Ainsi, les victimes hésitent à dénoncer en raison de, premièrement, la honte pour la famille, deuxièmement, la peur des représailles et des réactions violentes de la famille, et, troisièmement, elles sont souvent rejetées, surtout les femmes divorcées et les mères célibataires. Même celles qui osent franchir le pas sont découragées par la police dès les premières démarches de plainte, qui leur demandent souvent de régler l’affaire au sein des familles. Quant aux avocats, beaucoup prennent la totalité des honoraires, puis conseillent aux victimes de trouver un arrangement familial avec l’agresseur. De cette manière, de nombreuses victimes et leurs parents se retrouvent brisés à Maurice.
Que signifie cette dissociation dont vous parlez en termes psychologiques ?
La dissociation est un mécanisme de défense. Lorsque quelqu’un subit un traumatisme, il peut se déconnecter de la réalité pour se protéger. Ce phénomène s’applique non seulement aux individus, mais aussi aux institutions. Les tribunaux deviennent des espaces où la vérité semble mise à distance et les procédures interminables contribuent à cette dissociation collective, où l’on oublie les faits et l’on déshumanise les victimes.
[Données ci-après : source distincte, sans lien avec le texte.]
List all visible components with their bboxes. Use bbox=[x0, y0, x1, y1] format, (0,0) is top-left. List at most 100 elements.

Pensez-vous que cela soit intentionnel ?
Cela peut sembler cynique, mais il est légitime de se poser la question. Le temps est-il étiré pour décourager les victimes et les amener à abandonner leur quête de justice ? Ce qui est certain, c’est que ces retards affaiblissent la volonté des victimes et des familles et, au final, la société oublie peu à peu ces crimes.
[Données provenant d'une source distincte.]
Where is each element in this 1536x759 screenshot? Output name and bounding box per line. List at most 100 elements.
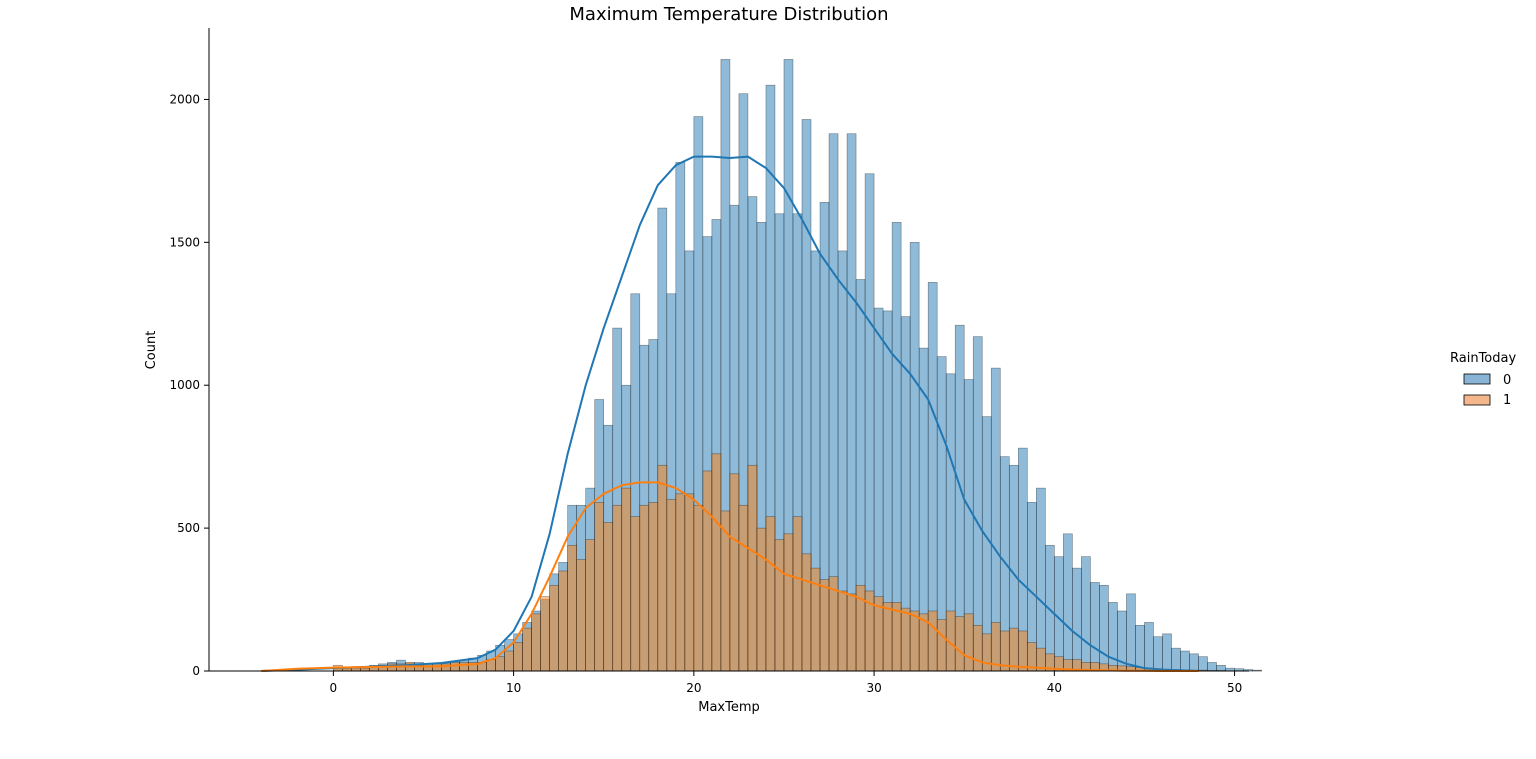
bar-series-1 [621, 487, 632, 672]
bar-series-0 [1198, 656, 1208, 672]
bar-series-0 [1135, 624, 1145, 672]
bar-series-1 [837, 590, 848, 672]
bar-series-1 [774, 539, 785, 672]
bar-series-1 [765, 516, 776, 672]
bar-series-1 [504, 650, 514, 672]
x-ticks: 0 10 20 30 40 50 [330, 671, 1242, 695]
x-tick-label: 30 [866, 681, 881, 695]
bar-series-1 [783, 533, 794, 672]
kde-layer [261, 155, 1199, 672]
x-tick-label: 0 [330, 681, 338, 695]
bar-series-1 [513, 642, 523, 672]
legend-label-0: 0 [1503, 373, 1511, 388]
x-tick-label: 10 [506, 681, 521, 695]
bar-series-1 [1017, 630, 1028, 672]
bar-series-0 [1126, 593, 1136, 672]
bar-series-1 [630, 516, 641, 672]
y-tick-label: 1000 [169, 378, 200, 392]
bar-series-1 [927, 610, 938, 672]
legend-swatch-1 [1463, 394, 1491, 406]
bar-series-1 [495, 656, 505, 672]
bar-series-1 [711, 453, 722, 672]
y-tick-label: 2000 [169, 92, 200, 106]
bar-series-1 [675, 493, 686, 672]
bar-series-0 [1063, 533, 1073, 672]
bar-series-1 [549, 584, 559, 672]
bars-layer [333, 59, 1262, 672]
bar-series-1 [882, 602, 893, 672]
bar-series-0 [846, 133, 857, 672]
chart-title: Maximum Temperature Distribution [569, 4, 888, 25]
bar-series-1 [657, 464, 668, 672]
bar-series-1 [891, 602, 902, 672]
bar-series-1 [1008, 627, 1019, 672]
bar-series-0 [1144, 622, 1154, 672]
bar-series-1 [639, 504, 650, 672]
bar-series-1 [738, 504, 749, 672]
bar-series-1 [909, 610, 920, 672]
bar-series-1 [558, 570, 568, 672]
bar-series-1 [981, 633, 992, 672]
x-tick-label: 50 [1227, 681, 1242, 695]
bar-series-1 [666, 499, 677, 672]
y-axis-label: Count [144, 331, 159, 370]
bar-series-0 [1090, 582, 1100, 672]
bar-series-1 [531, 613, 541, 672]
bar-series-0 [1153, 636, 1163, 672]
x-tick-label: 20 [686, 681, 701, 695]
bar-series-1 [702, 470, 713, 672]
bar-series-0 [1072, 567, 1082, 672]
legend-label-1: 1 [1503, 393, 1511, 408]
bar-series-1 [522, 627, 532, 672]
kde-line-series-0 [261, 155, 1199, 672]
bar-series-1 [684, 493, 695, 672]
y-tick-label: 0 [192, 664, 200, 678]
bar-series-1 [567, 544, 577, 672]
bar-series-1 [963, 613, 974, 672]
y-tick-label: 500 [177, 521, 200, 535]
bar-series-0 [972, 336, 983, 672]
bar-series-1 [900, 607, 911, 672]
bar-series-1 [801, 553, 812, 672]
bar-series-0 [1099, 584, 1109, 672]
legend-swatch-0 [1463, 373, 1491, 385]
bar-series-1 [972, 624, 983, 672]
bar-series-0 [1045, 544, 1055, 672]
bar-series-1 [612, 504, 623, 672]
legend: RainToday 0 1 [1450, 351, 1516, 408]
kde-line-series-1 [261, 481, 1199, 672]
bar-series-1 [747, 464, 758, 672]
y-tick-label: 1500 [169, 235, 200, 249]
bar-series-0 [1081, 556, 1091, 672]
bar-series-0 [909, 242, 920, 672]
bar-series-1 [594, 502, 605, 672]
bar-series-1 [450, 662, 460, 672]
bar-series-0 [1207, 662, 1217, 672]
bar-series-0 [981, 416, 992, 672]
bar-series-1 [693, 504, 704, 672]
bar-series-1 [819, 579, 830, 672]
bar-series-1 [585, 539, 596, 672]
bar-series-0 [1036, 487, 1046, 672]
bar-series-1 [648, 502, 659, 672]
bar-series-1 [792, 516, 803, 672]
x-tick-label: 40 [1047, 681, 1062, 695]
bar-series-1 [954, 616, 965, 672]
bar-series-1 [432, 663, 442, 672]
x-axis-label: MaxTemp [698, 700, 760, 715]
y-ticks: 0 500 1000 1500 2000 [169, 92, 209, 678]
bar-series-0 [1162, 633, 1172, 672]
legend-title: RainToday [1450, 351, 1516, 366]
bar-series-1 [576, 559, 587, 672]
bar-series-1 [729, 473, 740, 672]
bar-series-0 [1171, 647, 1181, 672]
bar-series-1 [936, 619, 947, 672]
bar-series-1 [540, 596, 550, 672]
bar-series-1 [756, 527, 767, 672]
bar-series-1 [603, 522, 614, 672]
bar-series-0 [1180, 650, 1190, 672]
bar-series-1 [846, 593, 857, 672]
bar-series-0 [1189, 653, 1199, 672]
Qu’en est-il de l’impuissance apprise ? Ce concept s’applique-t-il ici ?
Absolument. L’impuissance apprise, théorisée par Martin Seligman, décrit un état où les individus finissent par croire qu’ils n’ont aucun contrôle sur leur situation. Cela explique pourquoi tant de victimes choisissent de ne pas dénoncer. La société mauricienne est imprégnée de la peur d’être diffamé ou rejeté et cette peur conduit à la résignation. Pourquoi se battre si le système semble conçu pour vous briser ?
Quelle est la place des institutions dans ce phénomène ? Sont-elles responsables ?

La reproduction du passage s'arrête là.